27. What was it like to spend your first night away from home?
Honestly, I don’t remember. Shocker, I know. I have vague recollections; nothing more. I remember sleeping on the pull out couch with Becky in her living room after playing the Clue VHS game until really late.
And I know we did that several times, and I know there were slumber parties in there somewhere, and I can’t remember a lick of them.
I know that one of the first times I went to Falls Creek, I got homesick and called home on the pay phones. I distinctly remember standing outside at the row of phones, waiting my turn, and then hearing the satisfactory sound of coins dropping into the slot and making the phone usable. I remember hearing their voices, and how good it made me feel to talk to them.
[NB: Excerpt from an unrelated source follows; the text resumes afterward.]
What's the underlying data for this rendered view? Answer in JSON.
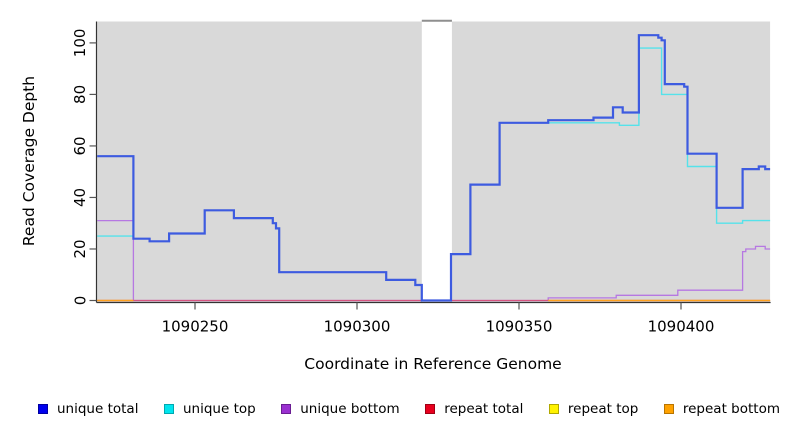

I don’t remember what we talked about.
I went to children’s camp too, and things like that, but Mom was a counselor or cook or something most of the time, and I didn’t have to be there by myself. I’m the same way. I don’t want to let Lenora go to camp without me. I’m overprotective, I guess.
I remember being scared my first night at college. I have always been a little frightened in the dark when I’m alone. I called Mom and Dad (again from the payphone) the next day or so and convinced them to come to Carmen for their 100th anniversary celebration that weekend. It was so nice of them to come. It was hard to be alone like that for the first time. I wasn’t as scared when my roommate came.
When I moved to the apartment at the end of that summer, I was very scared there. I used to watch TV very late with Ben so he would fall asleep on the couch and I would have him there all night instead of him going back to his parents’ house. I knew it didn’t project the best image, but I was so scared!
I’m a little ashamed to admit that one of the big reasons I wanted to get married so early was because being alone at night was scary.
I don’t get so scared now, since there’s usually someone else here with me. I still don’t go into a room that’s dark…I always snake my arm around and hit the switch first. When I go out the car at night, I start back in by walking calmly…but about halfway back I get nervous and sometimes start walking quick or jogging to the door. If I have to put the chickens up at night and I can’t find a flashlight, I constantly imagine that someone/thing is going to snatch me up in the dark.
Now I’m scaring myself, and I’m sitting in the dining room in broad daylight…the clock says it’s 12:34; that’s kind of cool.
This wasn’t really about my first night away from home, but at least I’m back in business.